A few talks that stood out to me included Rafael Martinez‘s (Associate Scientist at the Harvard-Smithsonian Center for Astrophysics) talk on “Building a Training Set for an Automatic LSST Lightcurve Classifier.” He talked about combining different classifiers, the problems with miscellaneous labels containing the largest number of objects and problems with period finding algorithms.  Hyungsuk Tak, a SAMSI postdoc, also gave a very nice talk, “Robust and accurate inference via a mixture of Gaussian and terrors,” and he asked the question why do astronomers so often and automatically assume Gaussian distributed errors? He presented a very promising method he developed combining Gaussians and heavy tailed (t-distributed) error models and demonstrated that the accuracy of inferred parameters improved significantly.  Another talk I enjoyed was Kuntal Misra‘s (Scientist of the Aryabhatta Research Institute Observational Sciences [ARIES] in Naintal, India). She talked about “Gamma Ray Bursts and Associated Supernovae”.  She provided a comprehensive discussion of lightcurve and spectral features used to classify and characterize these objects.
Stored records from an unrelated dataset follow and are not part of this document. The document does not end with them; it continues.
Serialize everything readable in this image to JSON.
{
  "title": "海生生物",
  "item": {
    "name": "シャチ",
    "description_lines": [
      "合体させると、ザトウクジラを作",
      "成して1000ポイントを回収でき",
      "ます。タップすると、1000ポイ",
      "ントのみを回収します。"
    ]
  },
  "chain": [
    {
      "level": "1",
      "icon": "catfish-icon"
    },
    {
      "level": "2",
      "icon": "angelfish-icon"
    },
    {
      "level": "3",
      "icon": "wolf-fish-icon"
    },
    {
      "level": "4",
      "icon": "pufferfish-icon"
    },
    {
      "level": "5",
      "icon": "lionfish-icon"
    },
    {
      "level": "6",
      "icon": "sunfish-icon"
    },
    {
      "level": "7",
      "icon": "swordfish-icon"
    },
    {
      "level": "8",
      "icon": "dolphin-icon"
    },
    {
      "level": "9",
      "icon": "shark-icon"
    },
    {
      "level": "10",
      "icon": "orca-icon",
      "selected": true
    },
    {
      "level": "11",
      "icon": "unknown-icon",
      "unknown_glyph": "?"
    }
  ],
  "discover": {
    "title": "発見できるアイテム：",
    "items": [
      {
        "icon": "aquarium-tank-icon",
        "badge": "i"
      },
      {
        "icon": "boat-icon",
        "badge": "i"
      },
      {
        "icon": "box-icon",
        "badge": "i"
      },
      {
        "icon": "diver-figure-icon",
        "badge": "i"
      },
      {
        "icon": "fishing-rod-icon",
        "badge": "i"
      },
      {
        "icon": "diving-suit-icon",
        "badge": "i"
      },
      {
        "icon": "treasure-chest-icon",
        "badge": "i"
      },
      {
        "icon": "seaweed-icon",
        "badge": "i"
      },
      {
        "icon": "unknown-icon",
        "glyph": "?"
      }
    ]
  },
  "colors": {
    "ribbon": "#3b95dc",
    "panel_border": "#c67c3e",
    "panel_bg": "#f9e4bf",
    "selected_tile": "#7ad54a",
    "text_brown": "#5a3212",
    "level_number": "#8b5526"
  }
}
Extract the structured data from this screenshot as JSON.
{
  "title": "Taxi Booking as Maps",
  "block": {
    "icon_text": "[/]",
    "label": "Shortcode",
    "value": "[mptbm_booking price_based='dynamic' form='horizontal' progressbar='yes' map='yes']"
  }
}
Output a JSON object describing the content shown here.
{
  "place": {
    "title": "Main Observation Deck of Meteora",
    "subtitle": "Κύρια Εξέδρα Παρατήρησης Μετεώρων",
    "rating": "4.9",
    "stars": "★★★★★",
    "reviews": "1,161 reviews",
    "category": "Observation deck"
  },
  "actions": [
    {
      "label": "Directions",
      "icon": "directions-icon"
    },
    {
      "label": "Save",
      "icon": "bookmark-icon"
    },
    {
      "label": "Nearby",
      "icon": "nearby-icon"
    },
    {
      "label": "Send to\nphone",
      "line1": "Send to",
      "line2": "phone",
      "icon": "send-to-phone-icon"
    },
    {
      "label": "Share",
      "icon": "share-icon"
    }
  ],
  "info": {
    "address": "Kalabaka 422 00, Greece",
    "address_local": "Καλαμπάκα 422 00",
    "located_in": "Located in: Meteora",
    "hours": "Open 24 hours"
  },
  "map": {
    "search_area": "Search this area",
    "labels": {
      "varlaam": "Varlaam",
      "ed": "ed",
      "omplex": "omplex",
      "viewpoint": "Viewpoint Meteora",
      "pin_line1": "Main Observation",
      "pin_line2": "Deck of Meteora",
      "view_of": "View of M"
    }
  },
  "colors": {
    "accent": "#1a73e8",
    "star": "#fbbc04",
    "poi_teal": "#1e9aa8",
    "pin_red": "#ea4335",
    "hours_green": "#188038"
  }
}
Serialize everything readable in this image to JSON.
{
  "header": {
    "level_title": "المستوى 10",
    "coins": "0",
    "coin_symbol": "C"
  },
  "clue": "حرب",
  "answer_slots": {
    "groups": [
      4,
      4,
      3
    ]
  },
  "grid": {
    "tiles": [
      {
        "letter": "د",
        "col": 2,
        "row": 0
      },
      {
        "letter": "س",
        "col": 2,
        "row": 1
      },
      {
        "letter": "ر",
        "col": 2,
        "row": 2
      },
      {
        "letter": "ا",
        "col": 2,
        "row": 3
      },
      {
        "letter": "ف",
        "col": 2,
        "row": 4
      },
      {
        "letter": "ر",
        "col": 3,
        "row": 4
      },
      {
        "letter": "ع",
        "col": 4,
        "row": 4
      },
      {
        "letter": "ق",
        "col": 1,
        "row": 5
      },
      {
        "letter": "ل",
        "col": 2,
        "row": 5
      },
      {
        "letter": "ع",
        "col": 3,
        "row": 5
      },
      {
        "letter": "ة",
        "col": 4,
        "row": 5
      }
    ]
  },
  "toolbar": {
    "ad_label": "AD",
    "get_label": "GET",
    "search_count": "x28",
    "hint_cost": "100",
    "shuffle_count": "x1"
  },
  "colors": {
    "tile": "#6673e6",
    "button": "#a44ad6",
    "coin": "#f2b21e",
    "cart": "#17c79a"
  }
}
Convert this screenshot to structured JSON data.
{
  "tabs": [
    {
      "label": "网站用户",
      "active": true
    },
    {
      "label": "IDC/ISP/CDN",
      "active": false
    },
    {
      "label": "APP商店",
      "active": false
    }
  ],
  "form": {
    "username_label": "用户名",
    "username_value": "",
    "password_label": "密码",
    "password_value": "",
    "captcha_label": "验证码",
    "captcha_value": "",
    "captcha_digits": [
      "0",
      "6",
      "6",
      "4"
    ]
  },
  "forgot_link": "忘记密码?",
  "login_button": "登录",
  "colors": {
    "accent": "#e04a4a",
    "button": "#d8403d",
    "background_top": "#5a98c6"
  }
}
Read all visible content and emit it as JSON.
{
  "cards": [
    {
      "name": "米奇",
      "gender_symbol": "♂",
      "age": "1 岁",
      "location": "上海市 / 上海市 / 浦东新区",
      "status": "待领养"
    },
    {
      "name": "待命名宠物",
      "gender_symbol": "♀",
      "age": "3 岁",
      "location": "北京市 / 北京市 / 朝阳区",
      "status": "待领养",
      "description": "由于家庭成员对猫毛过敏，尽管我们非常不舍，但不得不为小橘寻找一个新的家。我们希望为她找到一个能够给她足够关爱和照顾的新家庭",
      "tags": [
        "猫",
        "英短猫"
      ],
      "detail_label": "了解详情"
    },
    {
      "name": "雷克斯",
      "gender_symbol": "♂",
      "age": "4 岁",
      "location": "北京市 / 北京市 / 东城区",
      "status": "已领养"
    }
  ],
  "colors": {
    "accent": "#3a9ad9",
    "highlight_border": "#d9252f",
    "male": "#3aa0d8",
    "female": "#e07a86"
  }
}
Participants of the Time Series Analysis for Synoptic Surveys and Gravitational Wave Astronomy pose for a group shot at the International Center for Theoretical Sciences (ICTS) in Bengaluru, India. The group was composed of astronomers, astrophysicists and statisticians from all over the world.

Participants of the Time Series Analysis for Synoptic Surveys and Gravitational Wave Astronomy workshop pose for a group shot at the International Center for Theoretical Sciences (ICTS) in Bengaluru, India. The group was composed of astronomers, astrophysicists and statisticians from all over the world.

From my perspective, as a fourth-year graduate student, I found the SAMSI workshops to be very eye-opening because they gave me so much context about sophisticated and efficient methodologies that work well with different data sets.  They provided a briefing on the latest and greatest techniques being applied to astronomical data in a setting conducive to discussion, cross-discipline education, and collaboration.  SAMSI workshops and working groups have helped me to understand how my thesis work fits into the larger scientific picture and to gain a better understanding of what our science priorities are as a community of observational astronomers.

I’m excited to see where these applications of machine learning take us?  In the future, I’d like to see more applications of hierarchical clustering and other techniques that capture continuity between subpopulations within a broader class.  These methods might help us transition into this massive (time series) data era to better understand our observations as dynamic systems but also in an evolutionary context.

This conference was not only great because of the science and stats. The location and the people who attended made it an unforgettable experience for me! Both ICTS locals and people invited through SAMSI were genuinely welcoming and kind folks. In the evenings after the workshop we all had dinner together, went for bike rides and played some ping pong.  After the workshop, I was invited to join a group touring the central part of Bengaluru and the archaeological sites at Hampi.  The days that followed were an adventure, and I sincerely appreciated the moments I shared with the great friends I made through this workshop!

Participants take a break from the Time Series Analysis for Synoptic Surveys and Gravitational Wave Astronomy workshop to explore Bengaluru, India. The four-day workshop was held at International Centre for Theoretical Sciences (ICTS) and featured speakers in the field of astronomy from around the world.

Participants take a break from the Time Series Analysis for Synoptic Surveys and Gravitational Wave Astronomy workshop to explore Bengaluru, India. The four-day workshop was held at International Centre for Theoretical Sciences (ICTS) and featured speakers in the field of astronomy from around the world.